The workers distributed handbills at Sun Life Stadium and Soldier Field that read, “Republic Wants Miami to Lose Good Jobs” and “Republic Wants Chicago to Lose Good Jobs,” respectively. An airplane banner flew over Sun Life stadium that read “Republic Wants Miami To Lose.” Republic Services does waste collection at Sun Life and Soldier Field stadiums.
In May, Republic/Allied Waste locked out 80 members of Teamsters Local 215 in Evansville, Ind. for six weeks when the workers refused to accept the destruction of their pension. Out-of-state replacement drivers damaged people’s homes, vehicles and even power lines during the lockout.
“We see this happening all over the country.

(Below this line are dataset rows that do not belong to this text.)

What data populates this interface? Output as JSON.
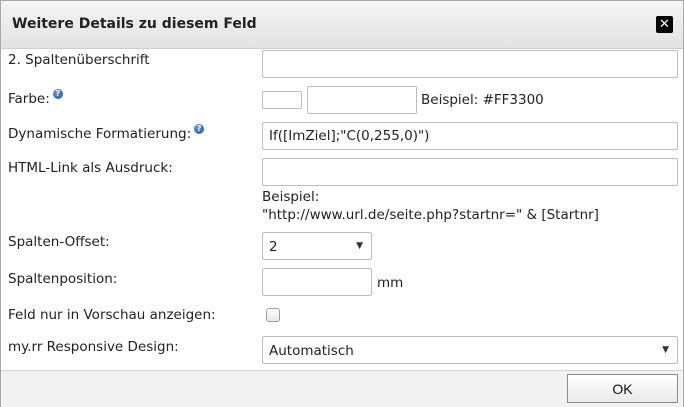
{
  "dialog": {
    "title": "Weitere Details zu diesem Feld",
    "close_icon": "close-icon",
    "ok_label": "OK"
  },
  "fields": {
    "column_header": {
      "label": "2. Spaltenüberschrift",
      "value": ""
    },
    "color": {
      "label": "Farbe:",
      "help_icon": "?",
      "value": "",
      "example": "Beispiel: #FF3300"
    },
    "dynamic_format": {
      "label": "Dynamische Formatierung:",
      "help_icon": "?",
      "value": "If([ImZiel];\"C(0,255,0)\")"
    },
    "html_link": {
      "label": "HTML-Link als Ausdruck:",
      "value": "",
      "example_line1": "Beispiel:",
      "example_line2": "\"http://www.url.de/seite.php?startnr=\" & [Startnr]"
    },
    "column_offset": {
      "label": "Spalten-Offset:",
      "selected": "2"
    },
    "column_position": {
      "label": "Spaltenposition:",
      "value": "",
      "unit": "mm"
    },
    "preview_only": {
      "label": "Feld nur in Vorschau anzeigen:",
      "checked": false
    },
    "responsive": {
      "label": "my.rr Responsive Design:",
      "selected": "Automatisch"
    }
  },
  "icons": {
    "dropdown_arrow": "▼"
  }
}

Republic holds the community hostage by threatening a public health and safety crisis to try to get workers to accept substandard conditions,” said Robert Morales, Director of the Teamsters Solid Waste, Recycling and Related Industries Division. “This is the fourth most dangerous job in the country. These workers literally put their lives on the line every day to protect the public health and they deserve dignity and respect.”
This type of behavior isn’t new for Republic. In March, the company walked away from a ratified contract with Teamsters Local 991 in Mobile, Ala. Local 991 members were forced to strike to protest the company’s illegal behavior and finally secure a contract.
Morales continued, “Just as the NFL lockout of referees and use of replacement referees was a disaster for the NFL, it’s a disaster for the community when Republic locks out sanitation workers and uses replacement drivers.”
Republic/Allied Waste’s total revenues were more than $8.2 billion in 2011. It earned $149.2 million in 2nd quarter net profits in 2012, up from $46.5 million in the same period of 2011, an increase of over 220 percent. This resulted in a 7 percent quarterly dividend for shareholders such as Bill Gates. As the largest owner of the company, Gates owns approximately $2.15 billion worth of stock, or about 24 percent of the total worth of the company. In May, the same month it locked out workers in Evansville, the company approved a death and disability benefit for its CEO valued at over $23 million.